Mexican Stuffed Peppers

One dish that I absolutely love, but never make enough is stuffed peppers. There are so many ways to prepare them with a variety of filling options, however the task often seems to great. While I’ve found a hack to speed up the process, it really isn’t rocket science and I often wonder why recipes I used in the past didn’t suggest this trick!

Vegan Quinoa Stuffed Peppers

Before we get to my speedy stuffed pepper hack and the yummy Mexican Quinoa Stuffed Pepper recipe, here’s some inspiration to make your stuffed peppers your own!

Southwest Vegan Stuffed Peppers

First, since they are so versatile, let’s discuss your filling so that no matter your cooking skills, you can MYO (make your own) stuffed pepper dish and ensure they’re a full balanced meal {though, I’ve got some great vegan jalapeno poppers as an app, too}. Really, these are the components I suggest you check off in any meal, unless it’s going to be within 2 hours before a workout (then chop out some of the volume of foods with fiber and protein).

Stuffed Pepper Checklist:

  1. The peppers, obviously!
    1. Most people opt for bell peppers, but why not try a poblano?
  2. A Whole Grain
    1. Take your pick! I usually opt for quinoa, brown rice, or bulgur, but there are many others to choose from. For extra flavor, I’m a huge fan of cooking it in broth instead of water, as you can see in the recipe below.
  3. A Protein Source
    1. If this isn’t coming from an animal product, fish or soy, I recommend that you ensure your whole grain is more rich in protein. For example, if I am using beans or lentils as my protein, it’s best not to use rice as my grain since it’s so low in protein itself. I’d opt for quinoa or bulgur in many cases. We want to get enough of this nutrient for health and satiety! Also, if you’re using enough of a legume and other veggies inside, you can eliminate the grain. Many ingredients can actually contribute to protein content, including cheese, nutritional yeast and even vegetables.
  4. Some Fat
    1. This can come from oil that you’re cooking the protein or grain with, by mixing in chopped olives, or from the addition of cheese, avocado, or guacamole on top. Your protein source may also include some fat so that you don’t need to add it in another way. Fat is an important nutrient for energy and satiety.
  5. Flavor!
    1. You can get by with the flavors of everything else, I suppose, but throw in your favorite spice blend, dressing, or even buffalo sauce, like in the recipe from Emily Cooper below.
  6. Optional: An Extra Veggie
    1. I love to toss in some frozen spinach or kale to brighten up the dish.

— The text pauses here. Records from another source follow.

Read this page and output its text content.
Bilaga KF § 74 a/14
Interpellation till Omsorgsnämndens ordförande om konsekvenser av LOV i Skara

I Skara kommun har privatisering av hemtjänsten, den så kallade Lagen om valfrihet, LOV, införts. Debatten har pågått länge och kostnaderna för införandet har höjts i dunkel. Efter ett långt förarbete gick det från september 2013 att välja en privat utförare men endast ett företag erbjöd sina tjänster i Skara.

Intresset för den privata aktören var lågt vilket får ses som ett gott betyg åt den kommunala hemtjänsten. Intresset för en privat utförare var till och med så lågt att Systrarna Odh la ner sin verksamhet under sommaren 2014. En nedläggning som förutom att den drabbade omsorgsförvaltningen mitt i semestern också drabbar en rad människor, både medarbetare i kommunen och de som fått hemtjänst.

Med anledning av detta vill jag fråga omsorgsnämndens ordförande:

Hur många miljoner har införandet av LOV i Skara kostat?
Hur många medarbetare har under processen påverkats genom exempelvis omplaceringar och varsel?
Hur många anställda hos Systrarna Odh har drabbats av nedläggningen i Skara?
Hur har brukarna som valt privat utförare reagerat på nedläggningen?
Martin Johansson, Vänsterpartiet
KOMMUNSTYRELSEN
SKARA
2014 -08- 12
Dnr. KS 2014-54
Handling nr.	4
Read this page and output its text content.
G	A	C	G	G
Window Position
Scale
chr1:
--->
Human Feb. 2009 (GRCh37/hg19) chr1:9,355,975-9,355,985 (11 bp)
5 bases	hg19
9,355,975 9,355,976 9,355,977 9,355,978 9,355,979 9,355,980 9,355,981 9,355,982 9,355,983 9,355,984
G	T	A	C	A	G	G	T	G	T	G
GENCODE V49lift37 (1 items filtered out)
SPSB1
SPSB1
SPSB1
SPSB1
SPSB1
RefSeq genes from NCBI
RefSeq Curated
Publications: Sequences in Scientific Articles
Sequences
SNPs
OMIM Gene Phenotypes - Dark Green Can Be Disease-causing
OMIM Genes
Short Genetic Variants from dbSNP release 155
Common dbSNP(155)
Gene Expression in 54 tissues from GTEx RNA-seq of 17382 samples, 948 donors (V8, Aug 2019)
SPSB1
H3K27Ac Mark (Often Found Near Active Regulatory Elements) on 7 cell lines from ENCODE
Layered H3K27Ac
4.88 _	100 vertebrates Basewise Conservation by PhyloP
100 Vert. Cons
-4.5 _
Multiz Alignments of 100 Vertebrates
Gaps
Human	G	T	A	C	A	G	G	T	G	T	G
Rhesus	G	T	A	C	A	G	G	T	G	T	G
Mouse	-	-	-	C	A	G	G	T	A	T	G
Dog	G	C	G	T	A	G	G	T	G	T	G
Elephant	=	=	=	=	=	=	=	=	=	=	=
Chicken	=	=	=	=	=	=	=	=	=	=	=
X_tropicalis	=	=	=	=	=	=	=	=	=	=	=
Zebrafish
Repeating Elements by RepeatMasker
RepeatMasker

Vegan Gluten Free Stuffed Peppers

Still a bit lost and need inspiration? Well, you can see how I built my stuffed peppers below and then mix and match your own favorite combos

  1. Red bell peppers
  2. Tricolor quinoa + a bit of corn
  3. Black beans
  4. Avocado oil + fat in the hummus
  5. Hummus and spices
  6. Spinach

Are you viewing my blog because you hate making your own recipes? Well, here are a bunch from fellow dietitians!

The following are best as side dishes. To make as an entree, mix in a protein or have a protein source with the peppers for a balanced meal.

Now for my hack.

It’s as simple as this: bake your peppers while you’re prepping all of the other ingredients! You’ll get the most time savings if your oven has a convection setting, but it’s a benefit no matter what. You may find that the peppers have some liquid in them when you remove them from the oven to fill. I always pour the pepper liquid into the mixture I’ll be adding to save up the teeny bit of nutrients and the flavor instead of pouring it down the drain.

Tell me in the comments: What is your favorite stuffed vegetable?

Mexican Quinoa Stuffed Peppers

Vegan, Gluten-free
Serves 4

Ingredients

  • 4 large bell peppers
  • 1 cup dry quinoa
  • 1 tbsp avocado oil
  • 1 quart low-sodium vegetable broth
  • 1 can black beans, rinsed and drained
  • 1/2 cup frozen corn
  • 1 cup frozen spinach
  • 1/2 Cup garlic hummus
  • 1 teaspoon chili powder
  • 1/2 teaspoon each: cumin, dried oregano, dried paprika
  • Optional: 1/8-1/4 tsp cayenne powder

Directions

  • Heat oven to 400 degrees (convection setting if possible)
  • Slice off the top of each pepper and remove seeds and white flesh
  • Place each pepper, including the top, in an individual ramekin or together in a baking dish before placing in the oven
  • Add quinoa, broth and oil to a sauce pan or pot and bring to a boil before reducing to low-medium.
  • Once all liquid has absorbed into the quinoa, add all other ingredients, stir, and turn off the burner.
  • Remove peppers from the oven and fill each with your quinoa mixture. You may have some leftover mixture depending on the size of your peppers.
  • Place back in the oven for an additional 5 minutes before serving.